Юлия нервным движением отодвинула от себя таблички, так что две из них не удержались на столе и упали на пол, хлопнула в ладоши и весело воскликнула:
«Ну, прямо-таки Цирцея! Виллу тебе подобрала замечательную! Точно тебе по вкусу!»
А потом повернулась лицом к Фениксу и тем же веселым тоном:
«Тебе — виллу, чтобы ты мог спокойно работать! А меня — замуж, за своего любимого сыночка! Мне тоже честь! Не тебе одному!»

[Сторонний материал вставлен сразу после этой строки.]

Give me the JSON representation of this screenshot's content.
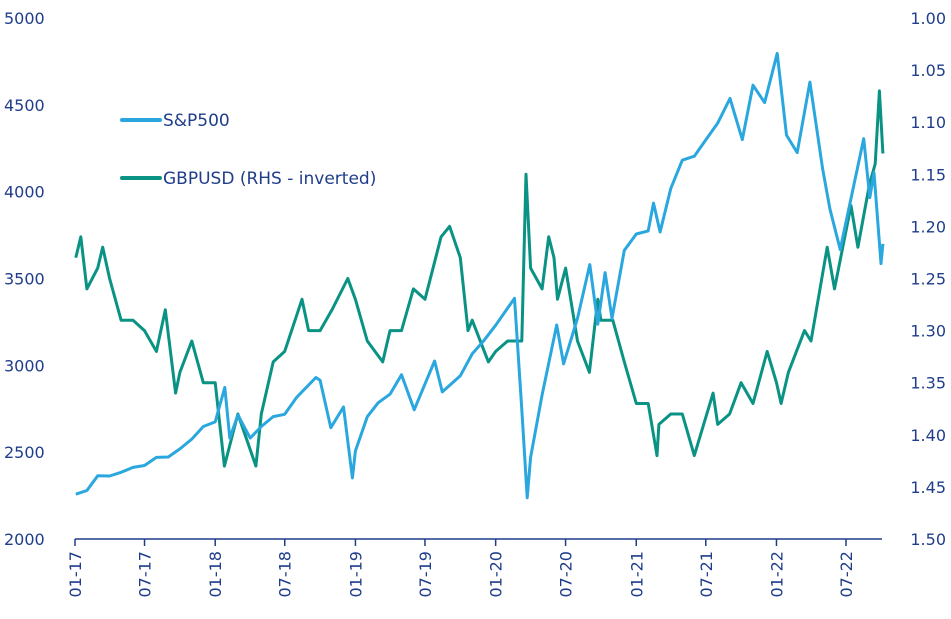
{
  "chart_data": {
    "type": "line",
    "title": "",
    "xlabel": "",
    "ylabel": "",
    "y_left_lim": [
      2000,
      5000
    ],
    "y_left_ticks": [
      "5000",
      "4500",
      "4000",
      "3500",
      "3000",
      "2500",
      "2000"
    ],
    "y_right_lim": [
      1.0,
      1.5
    ],
    "y_right_inverted": true,
    "y_right_ticks": [
      "1.00",
      "1.05",
      "1.10",
      "1.15",
      "1.20",
      "1.25",
      "1.30",
      "1.35",
      "1.40",
      "1.45",
      "1.50"
    ],
    "x_ticks": [
      "01-17",
      "07-17",
      "01-18",
      "07-18",
      "01-19",
      "07-19",
      "01-20",
      "07-20",
      "01-21",
      "07-21",
      "01-22",
      "07-22"
    ],
    "x_tick_dates": [
      "2017-01-01",
      "2017-07-01",
      "2018-01-01",
      "2018-07-01",
      "2019-01-01",
      "2019-07-01",
      "2020-01-01",
      "2020-07-01",
      "2021-01-01",
      "2021-07-01",
      "2022-01-01",
      "2022-07-01"
    ],
    "grid": false,
    "legend_placement": "top-left",
    "series": [
      {
        "name": "S&P500",
        "axis": "left",
        "color": "#2aa7df",
        "points": [
          [
            "2017-01-03",
            2258
          ],
          [
            "2017-02-01",
            2279
          ],
          [
            "2017-03-01",
            2364
          ],
          [
            "2017-04-01",
            2363
          ],
          [
            "2017-05-01",
            2384
          ],
          [
            "2017-06-01",
            2412
          ],
          [
            "2017-07-01",
            2423
          ],
          [
            "2017-08-01",
            2470
          ],
          [
            "2017-09-01",
            2472
          ],
          [
            "2017-10-01",
            2519
          ],
          [
            "2017-11-01",
            2575
          ],
          [
            "2017-12-01",
            2648
          ],
          [
            "2018-01-01",
            2674
          ],
          [
            "2018-01-26",
            2873
          ],
          [
            "2018-02-08",
            2581
          ],
          [
            "2018-03-01",
            2714
          ],
          [
            "2018-04-02",
            2581
          ],
          [
            "2018-05-01",
            2648
          ],
          [
            "2018-06-01",
            2705
          ],
          [
            "2018-07-01",
            2718
          ],
          [
            "2018-08-01",
            2816
          ],
          [
            "2018-09-20",
            2930
          ],
          [
            "2018-10-01",
            2914
          ],
          [
            "2018-10-29",
            2641
          ],
          [
            "2018-12-01",
            2760
          ],
          [
            "2018-12-24",
            2351
          ],
          [
            "2019-01-01",
            2507
          ],
          [
            "2019-02-01",
            2704
          ],
          [
            "2019-03-01",
            2784
          ],
          [
            "2019-04-01",
            2834
          ],
          [
            "2019-05-01",
            2946
          ],
          [
            "2019-06-03",
            2744
          ],
          [
            "2019-07-26",
            3025
          ],
          [
            "2019-08-15",
            2847
          ],
          [
            "2019-10-01",
            2940
          ],
          [
            "2019-11-01",
            3066
          ],
          [
            "2019-12-01",
            3141
          ],
          [
            "2020-01-01",
            3231
          ],
          [
            "2020-02-19",
            3386
          ],
          [
            "2020-03-09",
            2746
          ],
          [
            "2020-03-23",
            2237
          ],
          [
            "2020-04-01",
            2470
          ],
          [
            "2020-05-01",
            2830
          ],
          [
            "2020-06-08",
            3232
          ],
          [
            "2020-06-26",
            3009
          ],
          [
            "2020-08-01",
            3271
          ],
          [
            "2020-09-02",
            3580
          ],
          [
            "2020-09-23",
            3237
          ],
          [
            "2020-10-12",
            3534
          ],
          [
            "2020-10-30",
            3270
          ],
          [
            "2020-12-01",
            3662
          ],
          [
            "2021-01-01",
            3756
          ],
          [
            "2021-02-01",
            3774
          ],
          [
            "2021-02-15",
            3934
          ],
          [
            "2021-03-04",
            3768
          ],
          [
            "2021-04-01",
            4019
          ],
          [
            "2021-05-01",
            4181
          ],
          [
            "2021-06-01",
            4204
          ],
          [
            "2021-07-01",
            4298
          ],
          [
            "2021-08-01",
            4395
          ],
          [
            "2021-09-02",
            4537
          ],
          [
            "2021-10-04",
            4300
          ],
          [
            "2021-11-01",
            4613
          ],
          [
            "2021-12-01",
            4513
          ],
          [
            "2022-01-03",
            4796
          ],
          [
            "2022-01-27",
            4326
          ],
          [
            "2022-02-24",
            4225
          ],
          [
            "2022-03-29",
            4631
          ],
          [
            "2022-05-01",
            4132
          ],
          [
            "2022-05-20",
            3901
          ],
          [
            "2022-06-16",
            3667
          ],
          [
            "2022-07-01",
            3825
          ],
          [
            "2022-08-16",
            4305
          ],
          [
            "2022-09-01",
            3966
          ],
          [
            "2022-09-12",
            4110
          ],
          [
            "2022-09-30",
            3586
          ],
          [
            "2022-10-05",
            3700
          ]
        ]
      },
      {
        "name": "GBPUSD (RHS - inverted)",
        "axis": "right",
        "color": "#0a9384",
        "points": [
          [
            "2017-01-03",
            1.23
          ],
          [
            "2017-01-16",
            1.21
          ],
          [
            "2017-02-01",
            1.26
          ],
          [
            "2017-03-01",
            1.24
          ],
          [
            "2017-03-14",
            1.22
          ],
          [
            "2017-04-01",
            1.25
          ],
          [
            "2017-05-01",
            1.29
          ],
          [
            "2017-06-01",
            1.29
          ],
          [
            "2017-07-01",
            1.3
          ],
          [
            "2017-08-01",
            1.32
          ],
          [
            "2017-08-24",
            1.28
          ],
          [
            "2017-09-20",
            1.36
          ],
          [
            "2017-10-01",
            1.34
          ],
          [
            "2017-11-01",
            1.31
          ],
          [
            "2017-12-01",
            1.35
          ],
          [
            "2018-01-01",
            1.35
          ],
          [
            "2018-01-25",
            1.43
          ],
          [
            "2018-02-15",
            1.4
          ],
          [
            "2018-03-01",
            1.38
          ],
          [
            "2018-04-17",
            1.43
          ],
          [
            "2018-05-01",
            1.38
          ],
          [
            "2018-06-01",
            1.33
          ],
          [
            "2018-07-01",
            1.32
          ],
          [
            "2018-08-15",
            1.27
          ],
          [
            "2018-09-01",
            1.3
          ],
          [
            "2018-10-01",
            1.3
          ],
          [
            "2018-11-01",
            1.28
          ],
          [
            "2018-12-12",
            1.25
          ],
          [
            "2019-01-01",
            1.27
          ],
          [
            "2019-02-01",
            1.31
          ],
          [
            "2019-03-13",
            1.33
          ],
          [
            "2019-04-01",
            1.3
          ],
          [
            "2019-05-01",
            1.3
          ],
          [
            "2019-06-01",
            1.26
          ],
          [
            "2019-07-01",
            1.27
          ],
          [
            "2019-08-12",
            1.21
          ],
          [
            "2019-09-03",
            1.2
          ],
          [
            "2019-10-01",
            1.23
          ],
          [
            "2019-10-21",
            1.3
          ],
          [
            "2019-11-01",
            1.29
          ],
          [
            "2019-12-13",
            1.33
          ],
          [
            "2020-01-01",
            1.32
          ],
          [
            "2020-02-01",
            1.31
          ],
          [
            "2020-03-09",
            1.31
          ],
          [
            "2020-03-20",
            1.15
          ],
          [
            "2020-04-01",
            1.24
          ],
          [
            "2020-05-01",
            1.26
          ],
          [
            "2020-05-18",
            1.21
          ],
          [
            "2020-06-01",
            1.23
          ],
          [
            "2020-06-10",
            1.27
          ],
          [
            "2020-07-01",
            1.24
          ],
          [
            "2020-08-01",
            1.31
          ],
          [
            "2020-09-01",
            1.34
          ],
          [
            "2020-09-23",
            1.27
          ],
          [
            "2020-10-01",
            1.29
          ],
          [
            "2020-11-01",
            1.29
          ],
          [
            "2020-12-01",
            1.33
          ],
          [
            "2021-01-01",
            1.37
          ],
          [
            "2021-02-01",
            1.37
          ],
          [
            "2021-02-24",
            1.42
          ],
          [
            "2021-03-01",
            1.39
          ],
          [
            "2021-04-01",
            1.38
          ],
          [
            "2021-05-01",
            1.38
          ],
          [
            "2021-06-01",
            1.42
          ],
          [
            "2021-07-20",
            1.36
          ],
          [
            "2021-08-01",
            1.39
          ],
          [
            "2021-09-01",
            1.38
          ],
          [
            "2021-10-01",
            1.35
          ],
          [
            "2021-11-01",
            1.37
          ],
          [
            "2021-12-08",
            1.32
          ],
          [
            "2022-01-01",
            1.35
          ],
          [
            "2022-01-13",
            1.37
          ],
          [
            "2022-02-01",
            1.34
          ],
          [
            "2022-03-15",
            1.3
          ],
          [
            "2022-04-01",
            1.31
          ],
          [
            "2022-05-13",
            1.22
          ],
          [
            "2022-06-01",
            1.26
          ],
          [
            "2022-07-14",
            1.18
          ],
          [
            "2022-08-01",
            1.22
          ],
          [
            "2022-08-31",
            1.16
          ],
          [
            "2022-09-15",
            1.14
          ],
          [
            "2022-09-26",
            1.07
          ],
          [
            "2022-10-05",
            1.13
          ]
        ]
      }
    ]
  }
}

Феникс молчал, не зная, что отвечать.
А Юлия сорвала с головы покрывало и продолжала весело восклицать:
«Я тоже старалась ей угодить! Как и ты. Друзей разогнала. Дома сидела. Туники и тоги шила. И с этим бирюком, из которого слова не выдавишь… Как теперь из тебя… Я этого медведя, который свои мысли и чувства даже от себя самого скрывает, я его так ласково и терпеливо обхаживала, что — представляешь?! — в конце концов от него забеременела. Вот какая я умница!.. Ну что ты на меня уставился, как будто три года не видел?!»
«Я… Неужели три года прошло?.. С тех пор как мы… как мы заключили с тобой договор…» — зашептал Феникс.
«Какой договор?! — воскликнула Юлия, вроде бы по-прежнему весело, но вдруг с уродливой гримасой на лице. — Умер ребеночек! Ты представляешь, какая досада для Ливии?! Какая трагедия для Тиберия! Он так бедный страдал, что уехал воевать в Иллирию… или в Далмацию… или в Паннонию… я всегда путала эти названия… Видно, не суждено. От этих ублюдков если что и родится, то долго не проживет. Боги не позволяют…»
Феникс вздрогнул и отпрянул назад. А Юлия вскочила со стула, выдернула из прически булавки, рассыпала рыжие волосы по плечам и, бросив булавки на пол, встряхивая головой, шагнула к Фениксу, почти вплотную к нему приблизилась и зашептала, уже без гримасы, чуть ли не восторженно:
«Вы не пугайтесь, бедные! Я от Агриппы этих детишек столько наплодила, что иногда путаюсь в них ногами. Гай, Луций, Постум — из любого можно сделать наследника! Да, Ливии досада, потому что ей они не родные. Ну, так кто мешает моему отцу усыновить Тиберия? Представляешь, как здорово будет?! Я, как какая-нибудь Клеопатра, стану женой собственного брата! А он себе в любовницы возьмет Випсанию Агриппину!»